The dam is 3,700 feet long, mainly an earthen structure with a concrete core wall. At the creek channel there are gate chambers and a spillway 400 feet long. The masonry contents of this dam are 110,020 cubic yards, while the embankment amounts to 611,200 cubic yards. The maximum height of masonry above rock is 82 feet and the overfall at the spillway, 61 feet. The area of the reservoir at crest level is 4.46 square miles, its maximum depth is 75 feet and average depth of 28 feet. The reservoir's capacity is 3,445,000,000 cubic feet.

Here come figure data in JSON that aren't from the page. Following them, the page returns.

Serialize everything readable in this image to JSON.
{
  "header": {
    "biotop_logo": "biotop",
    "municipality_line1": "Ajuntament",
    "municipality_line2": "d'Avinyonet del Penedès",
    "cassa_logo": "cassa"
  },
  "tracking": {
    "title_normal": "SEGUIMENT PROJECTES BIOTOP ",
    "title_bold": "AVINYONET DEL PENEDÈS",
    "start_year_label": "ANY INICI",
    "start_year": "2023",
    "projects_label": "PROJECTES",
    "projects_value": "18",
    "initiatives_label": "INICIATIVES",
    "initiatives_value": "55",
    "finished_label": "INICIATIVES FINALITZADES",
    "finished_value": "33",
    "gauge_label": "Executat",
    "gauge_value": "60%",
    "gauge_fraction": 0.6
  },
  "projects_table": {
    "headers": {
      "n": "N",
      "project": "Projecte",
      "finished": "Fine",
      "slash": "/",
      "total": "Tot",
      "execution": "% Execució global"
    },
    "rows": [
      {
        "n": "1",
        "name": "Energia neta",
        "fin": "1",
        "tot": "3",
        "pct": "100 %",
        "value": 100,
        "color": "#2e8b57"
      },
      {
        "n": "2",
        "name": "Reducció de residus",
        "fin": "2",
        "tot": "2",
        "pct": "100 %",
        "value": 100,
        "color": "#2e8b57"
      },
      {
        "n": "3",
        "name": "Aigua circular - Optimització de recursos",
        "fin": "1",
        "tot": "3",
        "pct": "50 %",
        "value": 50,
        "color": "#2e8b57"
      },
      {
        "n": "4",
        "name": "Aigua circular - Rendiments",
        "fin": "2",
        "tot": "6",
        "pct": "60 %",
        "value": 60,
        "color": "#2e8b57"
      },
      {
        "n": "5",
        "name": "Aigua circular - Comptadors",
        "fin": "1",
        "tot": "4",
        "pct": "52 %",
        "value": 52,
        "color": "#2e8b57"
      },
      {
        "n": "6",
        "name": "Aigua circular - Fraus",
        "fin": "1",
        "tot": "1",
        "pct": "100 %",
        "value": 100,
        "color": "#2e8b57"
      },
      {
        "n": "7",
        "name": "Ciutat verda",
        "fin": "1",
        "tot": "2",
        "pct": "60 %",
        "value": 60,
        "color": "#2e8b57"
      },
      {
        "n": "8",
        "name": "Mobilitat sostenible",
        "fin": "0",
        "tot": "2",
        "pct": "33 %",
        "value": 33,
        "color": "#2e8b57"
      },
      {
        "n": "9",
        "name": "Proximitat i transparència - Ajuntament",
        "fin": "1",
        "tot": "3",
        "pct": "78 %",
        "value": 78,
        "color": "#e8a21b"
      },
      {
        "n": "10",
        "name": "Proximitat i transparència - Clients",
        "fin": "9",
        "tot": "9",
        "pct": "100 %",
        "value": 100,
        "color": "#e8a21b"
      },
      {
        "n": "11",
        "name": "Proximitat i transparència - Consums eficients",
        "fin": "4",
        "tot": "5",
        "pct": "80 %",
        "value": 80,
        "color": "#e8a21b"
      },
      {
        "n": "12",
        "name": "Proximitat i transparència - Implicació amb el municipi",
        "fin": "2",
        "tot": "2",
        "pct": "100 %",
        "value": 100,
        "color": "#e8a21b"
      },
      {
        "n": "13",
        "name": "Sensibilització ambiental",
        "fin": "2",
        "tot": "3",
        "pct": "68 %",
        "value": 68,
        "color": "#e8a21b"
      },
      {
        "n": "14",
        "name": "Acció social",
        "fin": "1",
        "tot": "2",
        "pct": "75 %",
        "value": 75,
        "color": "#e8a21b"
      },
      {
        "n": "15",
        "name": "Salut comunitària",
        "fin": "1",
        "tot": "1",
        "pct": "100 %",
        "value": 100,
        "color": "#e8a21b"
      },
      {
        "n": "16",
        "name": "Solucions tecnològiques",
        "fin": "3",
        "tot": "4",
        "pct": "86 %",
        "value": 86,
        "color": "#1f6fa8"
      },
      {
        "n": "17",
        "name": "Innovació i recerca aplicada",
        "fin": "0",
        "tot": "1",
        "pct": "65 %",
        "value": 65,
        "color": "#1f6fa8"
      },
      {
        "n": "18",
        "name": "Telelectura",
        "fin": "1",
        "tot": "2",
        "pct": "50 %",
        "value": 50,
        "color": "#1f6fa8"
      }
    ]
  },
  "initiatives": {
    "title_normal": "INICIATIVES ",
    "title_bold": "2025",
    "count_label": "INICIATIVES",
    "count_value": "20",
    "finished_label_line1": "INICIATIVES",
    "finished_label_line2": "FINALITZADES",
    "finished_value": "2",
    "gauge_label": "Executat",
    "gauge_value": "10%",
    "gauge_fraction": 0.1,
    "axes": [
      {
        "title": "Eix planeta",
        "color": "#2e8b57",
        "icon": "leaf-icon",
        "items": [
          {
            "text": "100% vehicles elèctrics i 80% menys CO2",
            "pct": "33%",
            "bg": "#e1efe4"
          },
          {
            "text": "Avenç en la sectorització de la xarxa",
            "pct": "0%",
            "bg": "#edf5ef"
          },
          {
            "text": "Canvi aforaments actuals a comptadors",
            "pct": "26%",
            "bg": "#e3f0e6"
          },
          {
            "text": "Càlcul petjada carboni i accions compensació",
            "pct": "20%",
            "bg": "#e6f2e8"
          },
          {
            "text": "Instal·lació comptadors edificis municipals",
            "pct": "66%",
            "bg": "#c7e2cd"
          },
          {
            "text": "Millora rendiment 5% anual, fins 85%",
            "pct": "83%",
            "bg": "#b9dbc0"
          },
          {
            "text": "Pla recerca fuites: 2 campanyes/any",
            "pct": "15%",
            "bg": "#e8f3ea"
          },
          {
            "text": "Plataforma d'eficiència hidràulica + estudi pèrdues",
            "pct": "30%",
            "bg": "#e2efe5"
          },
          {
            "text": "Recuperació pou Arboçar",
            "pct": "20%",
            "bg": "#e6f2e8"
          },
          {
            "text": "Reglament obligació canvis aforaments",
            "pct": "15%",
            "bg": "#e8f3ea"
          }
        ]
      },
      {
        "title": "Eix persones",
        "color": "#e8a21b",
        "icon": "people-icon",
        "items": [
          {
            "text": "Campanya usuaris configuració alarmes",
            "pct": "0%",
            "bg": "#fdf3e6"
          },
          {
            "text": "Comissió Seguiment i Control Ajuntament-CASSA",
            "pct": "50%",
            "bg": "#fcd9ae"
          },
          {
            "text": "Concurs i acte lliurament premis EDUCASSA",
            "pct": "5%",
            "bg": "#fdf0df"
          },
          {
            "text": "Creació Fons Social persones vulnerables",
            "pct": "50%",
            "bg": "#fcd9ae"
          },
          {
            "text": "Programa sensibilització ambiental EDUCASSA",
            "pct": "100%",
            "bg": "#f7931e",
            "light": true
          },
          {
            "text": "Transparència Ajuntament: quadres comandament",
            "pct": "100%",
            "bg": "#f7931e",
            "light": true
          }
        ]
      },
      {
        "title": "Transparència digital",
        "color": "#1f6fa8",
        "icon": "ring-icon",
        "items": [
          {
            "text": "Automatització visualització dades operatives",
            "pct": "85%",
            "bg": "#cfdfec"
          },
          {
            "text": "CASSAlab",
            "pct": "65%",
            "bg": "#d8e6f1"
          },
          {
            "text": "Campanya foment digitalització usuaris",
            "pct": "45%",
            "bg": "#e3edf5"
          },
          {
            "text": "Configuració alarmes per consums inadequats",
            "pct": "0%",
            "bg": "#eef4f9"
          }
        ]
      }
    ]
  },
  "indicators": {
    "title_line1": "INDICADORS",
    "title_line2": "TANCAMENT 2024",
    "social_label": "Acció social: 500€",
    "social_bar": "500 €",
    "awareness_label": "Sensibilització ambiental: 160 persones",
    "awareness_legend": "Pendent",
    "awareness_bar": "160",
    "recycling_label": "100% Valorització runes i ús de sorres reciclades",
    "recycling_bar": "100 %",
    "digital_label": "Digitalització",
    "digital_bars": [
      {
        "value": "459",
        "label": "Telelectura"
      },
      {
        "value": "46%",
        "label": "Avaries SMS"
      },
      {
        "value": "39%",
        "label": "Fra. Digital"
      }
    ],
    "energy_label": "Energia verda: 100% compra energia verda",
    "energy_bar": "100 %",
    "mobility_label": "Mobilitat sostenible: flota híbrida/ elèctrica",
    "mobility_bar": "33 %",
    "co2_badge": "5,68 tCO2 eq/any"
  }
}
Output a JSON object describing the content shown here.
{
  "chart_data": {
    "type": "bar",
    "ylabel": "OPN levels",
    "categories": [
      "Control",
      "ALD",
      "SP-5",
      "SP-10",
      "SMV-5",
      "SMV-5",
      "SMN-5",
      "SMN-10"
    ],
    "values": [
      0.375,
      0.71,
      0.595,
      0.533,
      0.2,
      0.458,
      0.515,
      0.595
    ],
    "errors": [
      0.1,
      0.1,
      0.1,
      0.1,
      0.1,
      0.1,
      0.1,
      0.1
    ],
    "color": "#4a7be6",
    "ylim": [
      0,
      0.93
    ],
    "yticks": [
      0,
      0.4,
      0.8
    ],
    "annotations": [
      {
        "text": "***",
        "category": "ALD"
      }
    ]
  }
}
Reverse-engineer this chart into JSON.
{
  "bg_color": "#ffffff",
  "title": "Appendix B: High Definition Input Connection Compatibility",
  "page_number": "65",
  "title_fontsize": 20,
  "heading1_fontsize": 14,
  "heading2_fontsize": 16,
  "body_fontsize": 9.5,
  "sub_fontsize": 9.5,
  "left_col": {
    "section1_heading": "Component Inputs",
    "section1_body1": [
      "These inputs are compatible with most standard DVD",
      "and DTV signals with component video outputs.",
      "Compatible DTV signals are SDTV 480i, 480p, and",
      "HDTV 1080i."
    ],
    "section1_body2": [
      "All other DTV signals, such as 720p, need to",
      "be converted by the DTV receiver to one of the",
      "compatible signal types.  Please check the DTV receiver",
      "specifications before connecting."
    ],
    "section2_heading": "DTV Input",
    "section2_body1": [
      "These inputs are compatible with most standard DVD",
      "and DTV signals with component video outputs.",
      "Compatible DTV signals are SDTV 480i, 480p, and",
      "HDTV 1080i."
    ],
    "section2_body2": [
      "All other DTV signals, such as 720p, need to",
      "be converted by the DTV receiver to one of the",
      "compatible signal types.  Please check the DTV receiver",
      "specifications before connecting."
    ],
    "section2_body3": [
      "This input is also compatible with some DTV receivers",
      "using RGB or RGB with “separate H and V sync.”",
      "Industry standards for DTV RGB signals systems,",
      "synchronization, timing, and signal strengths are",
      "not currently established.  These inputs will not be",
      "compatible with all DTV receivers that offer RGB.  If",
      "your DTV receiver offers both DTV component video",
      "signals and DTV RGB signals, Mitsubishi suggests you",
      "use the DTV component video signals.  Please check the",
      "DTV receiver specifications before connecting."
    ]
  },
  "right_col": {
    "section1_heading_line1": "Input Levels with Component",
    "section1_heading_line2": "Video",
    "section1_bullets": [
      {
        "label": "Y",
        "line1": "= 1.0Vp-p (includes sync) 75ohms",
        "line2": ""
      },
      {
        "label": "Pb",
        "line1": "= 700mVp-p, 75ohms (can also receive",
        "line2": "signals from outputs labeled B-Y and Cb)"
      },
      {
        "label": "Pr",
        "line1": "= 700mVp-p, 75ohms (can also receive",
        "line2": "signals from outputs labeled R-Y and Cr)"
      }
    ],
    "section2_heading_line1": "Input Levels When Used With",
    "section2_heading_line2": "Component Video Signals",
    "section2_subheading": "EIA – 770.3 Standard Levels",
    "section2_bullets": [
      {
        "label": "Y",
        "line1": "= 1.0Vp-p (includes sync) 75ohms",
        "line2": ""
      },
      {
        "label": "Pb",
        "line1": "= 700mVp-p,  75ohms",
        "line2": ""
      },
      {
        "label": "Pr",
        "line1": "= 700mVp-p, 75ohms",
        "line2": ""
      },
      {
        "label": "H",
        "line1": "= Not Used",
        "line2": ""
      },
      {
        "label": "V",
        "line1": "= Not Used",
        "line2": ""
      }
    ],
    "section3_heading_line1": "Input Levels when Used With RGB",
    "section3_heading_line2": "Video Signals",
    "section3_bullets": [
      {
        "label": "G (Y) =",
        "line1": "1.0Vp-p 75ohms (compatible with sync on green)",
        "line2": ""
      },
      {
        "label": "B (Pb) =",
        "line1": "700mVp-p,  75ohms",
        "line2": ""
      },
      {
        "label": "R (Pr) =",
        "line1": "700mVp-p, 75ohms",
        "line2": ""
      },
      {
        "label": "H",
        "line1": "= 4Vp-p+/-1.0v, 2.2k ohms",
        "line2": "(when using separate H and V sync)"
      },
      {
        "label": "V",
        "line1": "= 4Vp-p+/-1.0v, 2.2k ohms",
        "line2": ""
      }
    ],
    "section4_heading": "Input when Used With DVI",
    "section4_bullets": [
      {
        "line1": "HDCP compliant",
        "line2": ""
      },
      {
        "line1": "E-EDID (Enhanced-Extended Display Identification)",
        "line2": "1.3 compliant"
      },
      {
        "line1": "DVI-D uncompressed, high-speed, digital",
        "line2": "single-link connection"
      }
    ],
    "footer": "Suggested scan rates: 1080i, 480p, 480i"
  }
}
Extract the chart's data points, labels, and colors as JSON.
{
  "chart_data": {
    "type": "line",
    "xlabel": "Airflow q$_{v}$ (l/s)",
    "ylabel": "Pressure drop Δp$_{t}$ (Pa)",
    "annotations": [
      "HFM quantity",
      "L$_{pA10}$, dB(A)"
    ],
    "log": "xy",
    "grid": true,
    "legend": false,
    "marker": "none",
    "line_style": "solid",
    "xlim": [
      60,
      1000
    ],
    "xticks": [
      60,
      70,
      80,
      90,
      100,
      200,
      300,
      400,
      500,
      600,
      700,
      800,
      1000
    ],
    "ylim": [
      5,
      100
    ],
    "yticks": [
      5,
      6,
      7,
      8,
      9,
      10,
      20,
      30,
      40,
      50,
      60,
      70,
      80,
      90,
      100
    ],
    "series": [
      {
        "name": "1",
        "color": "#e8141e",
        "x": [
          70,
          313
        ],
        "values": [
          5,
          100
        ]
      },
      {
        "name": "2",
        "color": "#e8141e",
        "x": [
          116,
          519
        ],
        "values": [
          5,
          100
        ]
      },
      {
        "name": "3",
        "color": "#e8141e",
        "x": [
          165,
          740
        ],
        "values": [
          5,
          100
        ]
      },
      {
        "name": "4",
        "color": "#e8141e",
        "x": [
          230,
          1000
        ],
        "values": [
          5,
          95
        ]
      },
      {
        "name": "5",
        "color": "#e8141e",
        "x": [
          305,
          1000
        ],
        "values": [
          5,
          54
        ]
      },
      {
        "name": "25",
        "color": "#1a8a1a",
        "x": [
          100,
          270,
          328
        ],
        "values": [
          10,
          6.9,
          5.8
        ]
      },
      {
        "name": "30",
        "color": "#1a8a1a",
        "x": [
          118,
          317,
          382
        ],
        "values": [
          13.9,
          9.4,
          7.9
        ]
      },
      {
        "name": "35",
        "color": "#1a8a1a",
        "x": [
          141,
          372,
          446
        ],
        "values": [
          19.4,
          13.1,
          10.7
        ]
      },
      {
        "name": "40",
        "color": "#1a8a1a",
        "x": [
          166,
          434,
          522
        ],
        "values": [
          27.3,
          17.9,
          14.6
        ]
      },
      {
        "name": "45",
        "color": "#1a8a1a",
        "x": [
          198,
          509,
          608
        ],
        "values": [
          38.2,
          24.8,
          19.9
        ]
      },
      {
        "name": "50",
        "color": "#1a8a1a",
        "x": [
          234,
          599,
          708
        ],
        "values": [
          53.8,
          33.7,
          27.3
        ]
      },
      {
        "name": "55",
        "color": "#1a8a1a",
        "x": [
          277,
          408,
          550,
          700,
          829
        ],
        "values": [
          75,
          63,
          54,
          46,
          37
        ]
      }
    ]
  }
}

== Water level statistics ==

- The lowest reservoir elevation in the record is 1174.9 ft observed on November 17, 1964.
- Hinckley Reservoir has reached a record low level of 1,189.0 ft above sea level on September 26, 2007.
- On March 10, 2010 with a level of 1187.7 ft
- When full to the spillway crest at an elevation of 1225 ft
- NYPA hydropower generation goes off line at an elevation of about 1195 feet;
- Drinking water withdrawal is affected at about 1185 feet;
- Canal navigation releases are affected at about 1173.5 feet; and
- Fisheries release rates are affected at about 1173.5 feet.

On May 5, 2010 the reservoir reached a new daily recorded low elevation of 1215.4', which is 9' lower than the average recorded elevation for that day. Record low elevations continued through May until mid-June. As of June 8, the reservoir was at 1215.1' which is 2.6' below recorded low levels for that day, and 8.8' below average.